\subsubsection{Vertical and Real-time Forecasts without Retraining.}
\label{ml_models}

The lower-right in Figure \ref{f:inputs} shows how ML models take
    real-time order data into account without retraining.
Based on the seasonally-adjusted time series $a_t$, we employ the feature
    matrix and label vector representations from Sub-section \ref{learning}
    and set $n$ to the number of daily time steps, $H$, to cover all potential
    auto-correlations.
The ML models are trained once before a test day starts.
For training, the matrix and vector are populated such that $y_T$ is set to
    the last time step of the day before the forecasts, $a_T$.

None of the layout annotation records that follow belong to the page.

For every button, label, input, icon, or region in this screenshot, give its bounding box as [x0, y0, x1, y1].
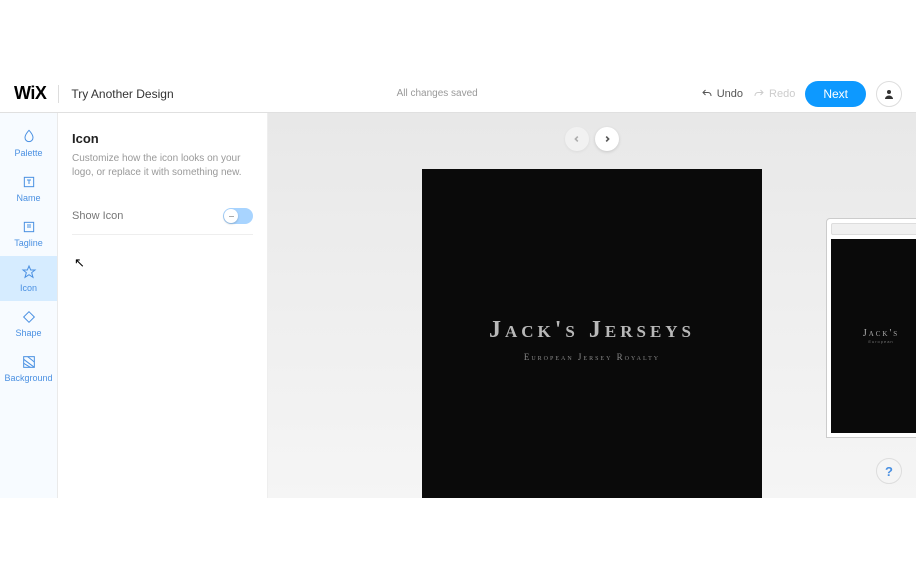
toggle-knob [224, 209, 238, 223]
chevron-left-icon [573, 135, 581, 143]
palette-icon [21, 129, 37, 145]
next-button[interactable]: Next [805, 81, 866, 107]
divider [58, 85, 59, 103]
prev-design-button [565, 127, 589, 151]
account-button[interactable] [876, 81, 902, 107]
redo-button: Redo [753, 88, 795, 100]
logo-preview-card[interactable]: Jack's Jerseys European Jersey Royalty [422, 169, 762, 498]
help-button[interactable]: ? [876, 458, 902, 484]
tagline-icon [21, 219, 37, 235]
preview-nav [565, 127, 619, 151]
try-another-link[interactable]: Try Another Design [71, 87, 173, 101]
rail-icon[interactable]: Icon [0, 256, 57, 301]
shape-icon [21, 309, 37, 325]
redo-icon [753, 88, 765, 100]
sidebar-rail: Palette Name Tagline Icon Shape Backgrou… [0, 113, 58, 498]
cursor-icon: ↖ [74, 255, 85, 271]
laptop-content: Jack's European [831, 239, 916, 433]
rail-shape[interactable]: Shape [0, 301, 57, 346]
panel-title: Icon [72, 131, 253, 146]
wix-logo: WiX [14, 83, 46, 104]
rail-tagline[interactable]: Tagline [0, 211, 57, 256]
background-icon [21, 354, 37, 370]
laptop-screen: Jack's European [826, 218, 916, 438]
undo-button[interactable]: Undo [701, 88, 743, 100]
top-actions: Undo Redo Next [701, 81, 902, 107]
next-design-button[interactable] [595, 127, 619, 151]
rail-palette[interactable]: Palette [0, 121, 57, 166]
rail-name[interactable]: Name [0, 166, 57, 211]
chevron-right-icon [603, 135, 611, 143]
user-icon [883, 88, 895, 100]
save-status: All changes saved [174, 88, 701, 99]
laptop-url-bar [831, 223, 916, 235]
preview-canvas: Jack's Jerseys European Jersey Royalty J… [268, 113, 916, 498]
logo-tagline: European Jersey Royalty [524, 352, 660, 362]
laptop-logo-tag: European [868, 339, 893, 344]
show-icon-label: Show Icon [72, 210, 123, 222]
laptop-mockup: Jack's European [826, 218, 916, 438]
rail-background[interactable]: Background [0, 346, 57, 391]
name-icon [21, 174, 37, 190]
main: Palette Name Tagline Icon Shape Backgrou… [0, 113, 916, 498]
logo-name: Jack's Jerseys [489, 317, 695, 344]
panel-description: Customize how the icon looks on your log… [72, 152, 253, 180]
star-icon [21, 264, 37, 280]
show-icon-row: Show Icon [72, 198, 253, 235]
show-icon-toggle[interactable] [223, 208, 253, 224]
laptop-logo-name: Jack's [863, 328, 899, 339]
undo-icon [701, 88, 713, 100]
side-panel: Icon Customize how the icon looks on you… [58, 113, 268, 498]
top-bar: WiX Try Another Design All changes saved… [0, 75, 916, 113]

As the splitting during CV is done with whole days, the \gls{ml} models are
    trained with training sets consisting of samples from all times of a day
    in an equal manner.
Thus, the ML models learn to predict each time of the day.
For prediction on a test day, the $H$ observations preceding the time
    step to be forecast are used as the input vector after seasonal
    adjustment.
As a result, real-time data are included.
The models in this family are:
\begin{enumerate}
\item \textit{\gls{vrfr}}: RF trained on the matrix as described
\item \textit{\gls{vsvr}}: SVR trained on the matrix as described
\end{enumerate}
We tried other ML models such as gradient boosting machines but found
    only RFs and SVRs to perform well in our study.
In the case of gradient boosting machines, this is to be expected as they are
    known not to perform well in the presence of high noise - as is natural
    with low count data - as shown, for example, by \cite{ma2018} or
    \cite{mason2000}.
Also, deep learning methods are not applicable as the feature matrices only
    consist of several hundred to thousands of rows (cf., Sub-section
    \ref{params}).
In \ref{tabular_ml_models}, we provide an alternative feature matrix
    representation that exploits the two-dimensional structure of time tables
    without decomposing the time series.
In \ref{enhanced_feats}, we show how feature matrices are extended
    to include predictors other than historical order data.
However, to answer \textbf{Q5} already here, none of the external data sources
    improves the results in our study.
Due to the high number of time series in our study, to investigate why
    no external sources improve the forecasts, we must us some automated
    approach to analyzing individual time series.
\cite{barbour2014} provide a spectral density estimation approach, called
    the Shannon entropy, that measures the signal-to-noise ratio in a
    database with a number normalized between 0 and 1 where lower values
    indicate a higher signal-to-noise ratio.
We then looked at averages of the estimates on a daily level per pixel and
    find that including any of the external data sources from
    \ref{enhanced_feats} always leads to significantly lower signal-to-noise
    ratios.
Thus, we conclude that at least for the demand faced by our industry partner
    the historical data contains all of the signal.